Por Manuel Añorve Baños
Steven Levitsky y Daniel Ziblatt en el libro Cómo mueren las democracias describen con gran claridad que, para atrincherarse en el poder, los gobiernos suelen cambiar las reglas del juego, donde los autócratas que pretenden consolidar su poder acostumbran a reformar la Constitución, el sistema electoral y otras instituciones de modo que resultan desfavorables o debilitan a la oposición, inclinando el terreno en contra de sus rivales. Agregando que estas reformas suelen llevarse a cabo bajo el pretexto de hacer un bien público, cuando en realidad lo que se persigue es favorecer a quienes ostentan el poder.
Este tipo de situaciones se han convertido en una de las amenazas más latentes y letales para la libertad y la democracia en el siglo XXI, pues al amparo de estrategias demagógicas en diversas latitudes del orbe se han puesto en riesgo dichos pilares.
En el caso mexicano, la salud y estabilidad democrática de la que hoy gozamos no ha sido un logro sencillo; de hecho, obedece a arduas luchas del trinomio ciudadanía, oposición y gobierno.

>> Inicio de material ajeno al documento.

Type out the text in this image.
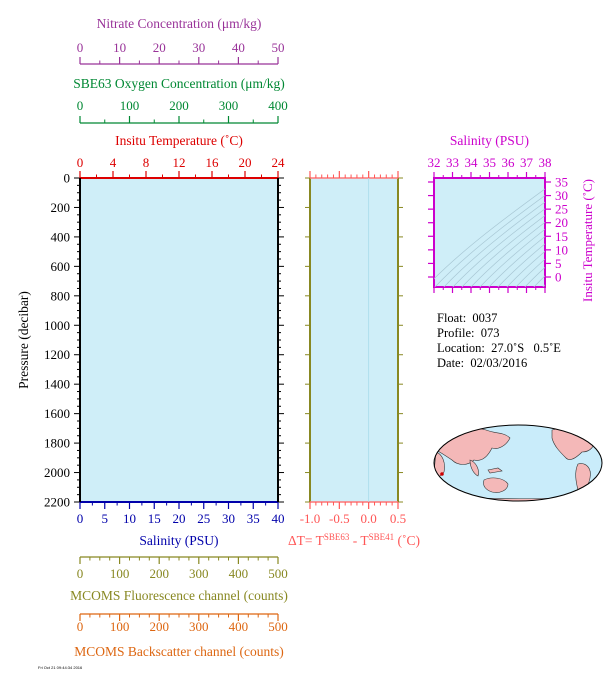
0
200
400
600
800
1000
1200
1400
1600
1800
2000
2200
Pressure (decibar)
0 10 20 30 40 50
Nitrate Concentration (μm/kg)
0	100 200 300 400
SBE63 Oxygen Concentration (μm/kg)
0 4 8 12 16 20 24
Insitu Temperature (˚C)
0 5 10 15 20 25 30 35 40
Salinity (PSU)
0 100 200 300 400 500
MCOMS Fluorescence channel (counts)
0 100 200 300 400 500
MCOMS Backscatter channel (counts)
-1.0 -0.5 0.0 0.5
$\Delta T= T^{SBE63} - T^{SBE41}$ (˚C)
32 33 34 35 36 37 38
Salinity (PSU)
0
5
10
15
20
25
30
35 Insitu Temperature (˚C)
Float: 0037
Profile: 073
Location: 27.0˚S   0.5˚E
Date: 02/03/2016
Fri Oct 21 09:44:34 2016
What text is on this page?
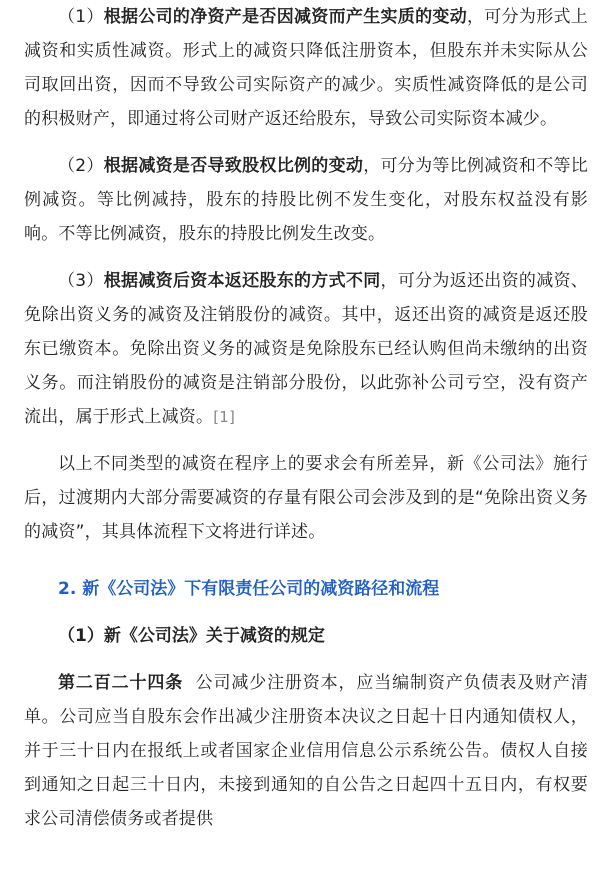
（1）根据公司的净资产是否因减资而产生实质的变动，可分为形式上减资和实质性减资。形式上的减资只降低注册资本，但股东并未实际从公司取回出资，因而不导致公司实际资产的减少。实质性减资降低的是公司的积极财产，即通过将公司财产返还给股东，导致公司实际资本减少。

（2）根据减资是否导致股权比例的变动，可分为等比例减资和不等比例减资。等比例减持，股东的持股比例不发生变化，对股东权益没有影响。不等比例减资，股东的持股比例发生改变。

（3）根据减资后资本返还股东的方式不同，可分为返还出资的减资、免除出资义务的减资及注销股份的减资。其中，返还出资的减资是返还股东已缴资本。免除出资义务的减资是免除股东已经认购但尚未缴纳的出资义务。而注销股份的减资是注销部分股份，以此弥补公司亏空，没有资产流出，属于形式上减资。[1]

以上不同类型的减资在程序上的要求会有所差异，新《公司法》施行后，过渡期内大部分需要减资的存量有限公司会涉及到的是“免除出资义务的减资”，其具体流程下文将进行详述。

2. 新《公司法》下有限责任公司的减资路径和流程
（1）新《公司法》关于减资的规定

第二百二十四条 公司减少注册资本，应当编制资产负债表及财产清单。公司应当自股东会作出减少注册资本决议之日起十日内通知债权人，并于三十日内在报纸上或者国家企业信用信息公示系统公告。债权人自接到通知之日起三十日内，未接到通知的自公告之日起四十五日内，有权要求公司清偿债务或者提供
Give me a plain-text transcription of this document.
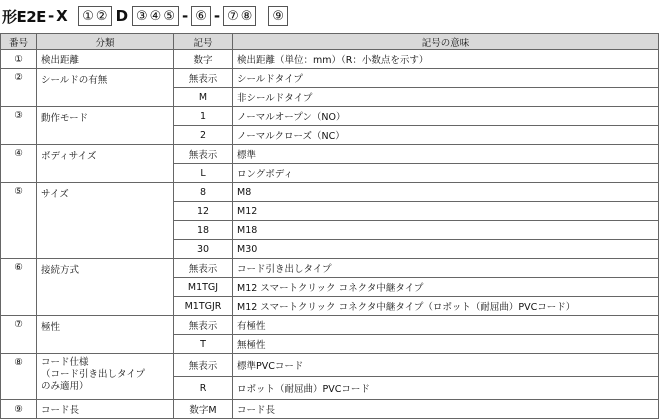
形E2E - X ① ② D ③ ④ ⑤ - ⑥ - ⑦ ⑧ ⑨
番号	分類	記号	記号の意味
①	検出距離	数字	検出距離（単位：mm）（R：小数点を示す）
②	シールドの有無	無表示	シールドタイプ
		M	非シールドタイプ
③	動作モード	1	ノーマルオープン（NO）
		2	ノーマルクローズ（NC）
④	ボディサイズ	無表示	標準
		L	ロングボディ
⑤	サイズ	8	M8
		12	M12
		18	M18
		30	M30
⑥	接続方式	無表示	コード引き出しタイプ
		M1TGJ	M12 スマートクリック コネクタ中継タイプ
		M1TGJR	M12 スマートクリック コネクタ中継タイプ（ロボット（耐屈曲）PVCコード）
⑦	極性	無表示	有極性
		T	無極性
⑧	コード仕様
（コード引き出しタイプ
のみ適用）	無表示	標準PVCコード
		R	ロボット（耐屈曲）PVCコード
⑨	コード長	数字M	コード長
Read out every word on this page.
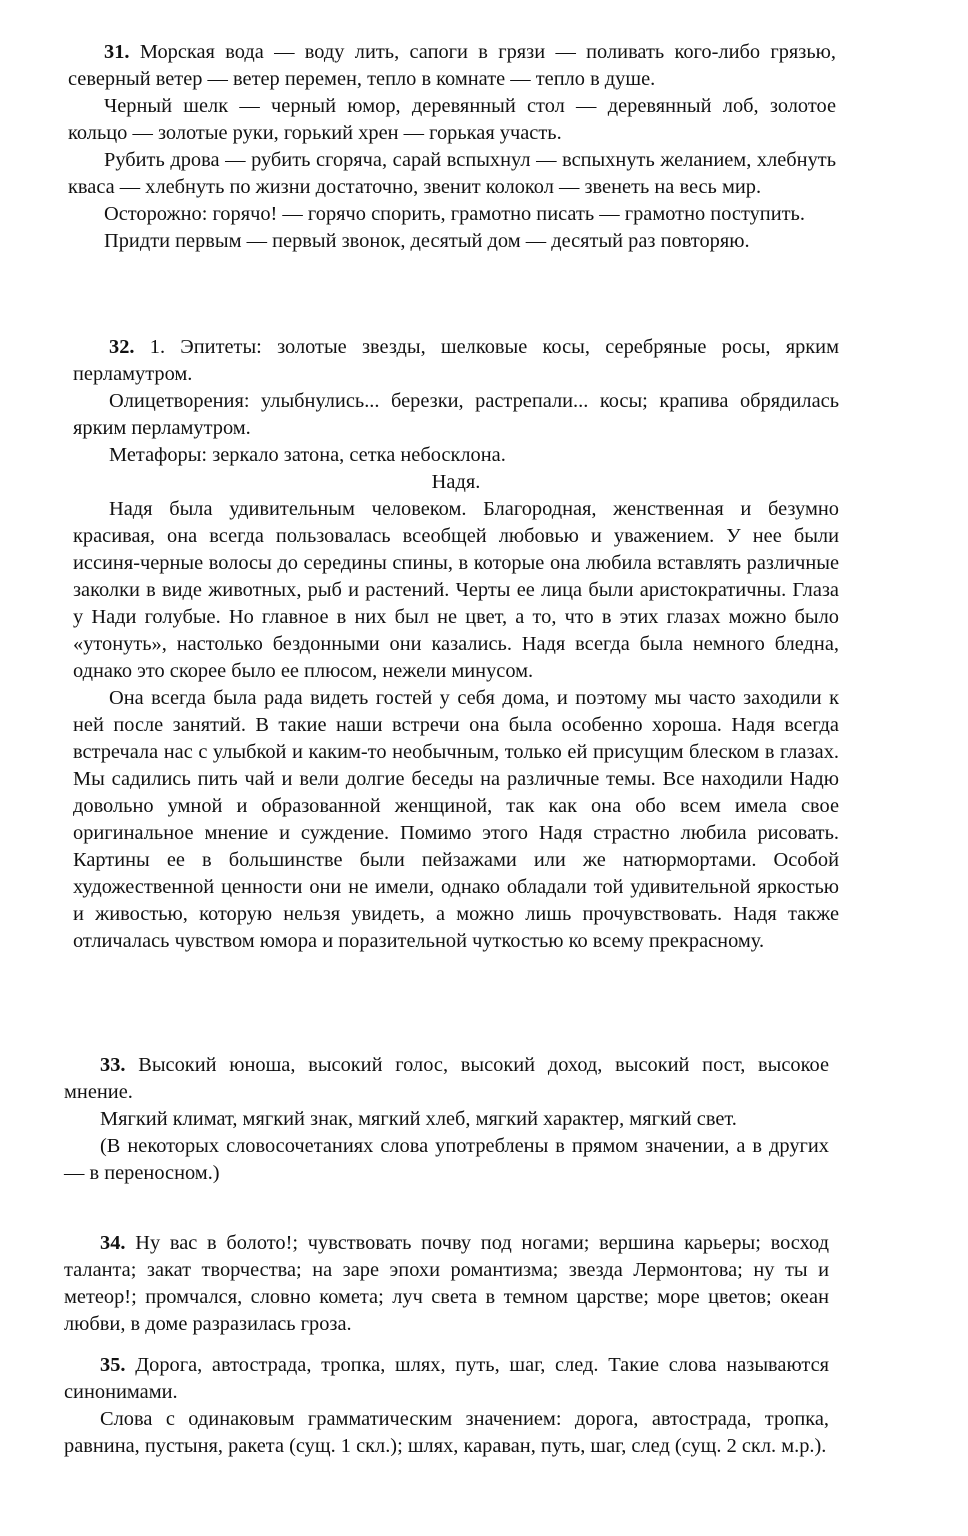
31. Морская вода — воду лить, сапоги в грязи — поливать кого-либо грязью, северный ветер — ветер перемен, тепло в комнате — тепло в душе.

Черный шелк — черный юмор, деревянный стол — деревянный лоб, золотое кольцо — золотые руки, горький хрен — горькая участь.

Рубить дрова — рубить сгоряча, сарай вспыхнул — вспыхнуть желанием, хлебнуть кваса — хлебнуть по жизни достаточно, звенит колокол — звенеть на весь мир.

Осторожно: горячо! — горячо спорить, грамотно писать — грамотно поступить.

Придти первым — первый звонок, десятый дом — десятый раз повторяю.

32. 1. Эпитеты: золотые звезды, шелковые косы, серебряные росы, ярким перламутром.

Олицетворения: улыбнулись... березки, растрепали... косы; крапива обрядилась ярким перламутром.

Метафоры: зеркало затона, сетка небосклона.

Надя.

Надя была удивительным человеком. Благородная, женственная и безумно красивая, она всегда пользовалась всеобщей любовью и уважением. У нее были иссиня-черные волосы до середины спины, в которые она любила вставлять различные заколки в виде животных, рыб и растений. Черты ее лица были аристократичны. Глаза у Нади голубые. Но главное в них был не цвет, а то, что в этих глазах можно было «утонуть», настолько бездонными они казались. Надя всегда была немного бледна, однако это скорее было ее плюсом, нежели минусом.

Она всегда была рада видеть гостей у себя дома, и поэтому мы часто заходили к ней после занятий. В такие наши встречи она была особенно хороша. Надя всегда встречала нас с улыбкой и каким-то необычным, только ей присущим блеском в глазах. Мы садились пить чай и вели долгие беседы на различные темы. Все находили Надю довольно умной и образованной женщиной, так как она обо всем имела свое оригинальное мнение и суждение. Помимо этого Надя страстно любила рисовать. Картины ее в большинстве были пейзажами или же натюрмортами. Особой художественной ценности они не имели, однако обладали той удивительной яркостью и живостью, которую нельзя увидеть, а можно лишь прочувствовать. Надя также отличалась чувством юмора и поразительной чуткостью ко всему прекрасному.

33. Высокий юноша, высокий голос, высокий доход, высокий пост, высокое мнение.

Мягкий климат, мягкий знак, мягкий хлеб, мягкий характер, мягкий свет.

(В некоторых словосочетаниях слова употреблены в прямом значении, а в других — в переносном.)

34. Ну вас в болото!; чувствовать почву под ногами; вершина карьеры; восход таланта; закат творчества; на заре эпохи романтизма; звезда Лермонтова; ну ты и метеор!; промчался, словно комета; луч света в темном царстве; море цветов; океан любви, в доме разразилась гроза.

35. Дорога, автострада, тропка, шлях, путь, шаг, след. Такие слова называются синонимами.

Слова с одинаковым грамматическим значением: дорога, автострада, тропка, равнина, пустыня, ракета (сущ. 1 скл.); шлях, караван, путь, шаг, след (сущ. 2 скл. м.р.).
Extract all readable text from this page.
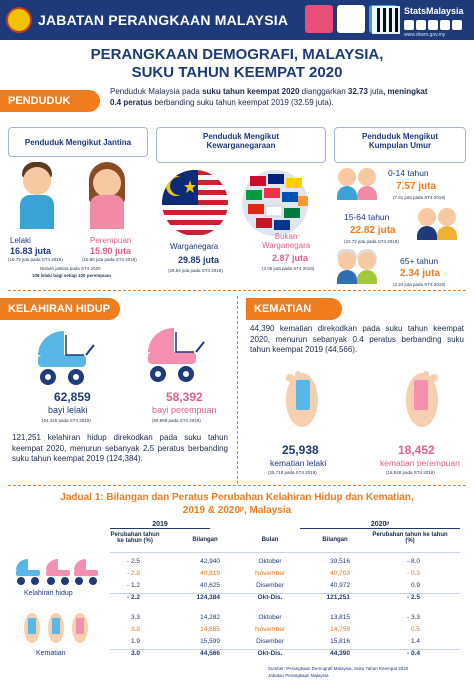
JABATAN PERANGKAAN MALAYSIA
StatsMalaysia
www.dosm.gov.my
PERANGKAAN DEMOGRAFI, MALAYSIA,
SUKU TAHUN KEEMPAT 2020
PENDUDUK
Penduduk Malaysia pada suku tahun keempat 2020 dianggarkan 32.73 juta, meningkat
0.4 peratus berbanding suku tahun keempat 2019 (32.59 juta).
Penduduk Mengikut Jantina
Lelaki	Perempuan
16.83 juta	15.90 juta
(16.79 juta pada ST4 2019)	(15.80 juta pada ST4 2019)
Nisbah jantina pada ST4 2020
106 lelaki bagi setiap 100 perempuan
Penduduk Mengikut
Kewarganegaraan
Warganegara
Bukan
Warganegara
29.85 juta	2.87 juta
(29.54 juta pada ST4 2019)	(3.05 juta pada ST4 2019)
Penduduk Mengikut
Kumpulan Umur
0-14 tahun
7.57 juta
(7.61 juta pada ST4 2019)
15-64 tahun
22.82 juta
(22.72 juta pada ST4 2019)
65+ tahun
2.34 juta
(2.24 juta pada ST4 2019)
KELAHIRAN HIDUP
62,859
bayi lelaki
(64,415 pada ST4 2019)
58,392
bayi perempuan
(59,969 pada ST4 2019)
121,251 kelahiran hidup direkodkan pada suku tahun keempat 2020, menurun sebanyak 2.5 peratus berbanding suku tahun keempat 2019 (124,384).
KEMATIAN
44,390 kematian direkodkan pada suku tahun keempat 2020, menurun sebanyak 0.4 peratus berbanding suku tahun keempat 2019 (44,566).
25,938
kematian lelaki
(25,718 pada ST4 2019)
18,452
kematian perempuan
(18,848 pada ST4 2019)
Jadual 1: Bilangan dan Peratus Perubahan Kelahiran Hidup dan Kematian,
2019 & 2020ᵖ, Malaysia
2019	2020ᵖ
Perubahan tahun ke tahun (%)	Bilangan	Bulan	Bilangan
Perubahan tahun ke tahun (%)
Kelahiran hidup
Kematian
- 2.5	42,940	Oktober	39,516	- 8.0
- 2.8	40,819	November	40,703	- 0.3
- 1.2	40,625	Disember	40,972	0.9
- 2.2	124,384	Okt-Dis.	121,251	- 2.5
3.3	14,282	Oktober	13,815	- 3.3
3.8	14,685	November	14,759	0.5
1.9	15,599	Disember	15,816	1.4
3.0	44,566	Okt-Dis.	44,390	- 0.4
Sumber: Perangkaan Demografi Malaysia, Suku Tahun Keempat 2020
Jabatan Perangkaan Malaysia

Justo es señalar que, desde inicios del movimiento revolucionario de 1910, uno de los estandartes enarbolado fue el principio de la “no reelección presidencial”, el cual quedó anclado de forma irrevocable en la Constitución Política de 1917. Además, con el paso de los años la evolución democrática fue ganando mayor terreno, en primera instancia con el reconocimiento del derecho de votar y ser votadas para las mujeres, instaurando un panorama de igualdad; posteriormente con brindar voz y voto a las fuerzas políticas minoritarias con las reformas constitucionales electorales de 1963 y 1977, con la representación proporcional.
El siguiente paso fue dado en favor de la edificación de una institución ciudadana, profesional, autónoma e imparcial encargada de organizar y vigilar las elecciones, pues era inentendible que dicha importante función recayera con anterioridad en la Secretaría de Gobernación, es decir, en el Poder Ejecutivo Federal, donde podía actuar como juez y parte.
No obstante, en 1990 nació el otrora Instituto Federal Electoral, mismo que en 1994 fue reconocido constitucionalmente como un organismo público autónomo, es decir, ajeno a la sujeción de los tres poderes tradicionales.
Este Instituto en 1996 se ciudadanizó y en 2014 fue materia de su última transformación en la que perfeccionó su papel y rango como órgano constitucional autónomo, bajo el nombre de Instituto Nacional Electoral (INE).
Evidentemente en poco más de tres décadas de existencia, el INE ha sido actor fundamental en los procesos electorales, participando en las transiciones presidenciales del año 2000, 2012 y 2018, con resultados consumados sin que se alterara el orden constitucional o la paz pública.
Estos hechos han llevado a que el INE sea poseedor de una aprobación superior al 75%, lo que lo coloca en su máximo histórico.
Tomando en consideración el proceso de conquista democrática que costó a la ciudadanía y el logro de contar con una institución autónoma y eficaz, hacen que sea inaceptable cualquier propuesta por ir en contra de estas premisas y transitar hacia la aniquilación institucional.
Nada ni nadie debe pasar por encima de las leyes e instituciones que velan por la democracia. La defensa del INE implica pugnar por un país libre, donde las futuras generaciones tengan la libertad de elección y que sus decisiones se respeten. Y si bien es una institución perfectible, los cauces del cambio siempre deben guiarse por la base del respeto a su autonomía. Por ello, y como lo han exigido millones de mexicanos, el INE no se toca.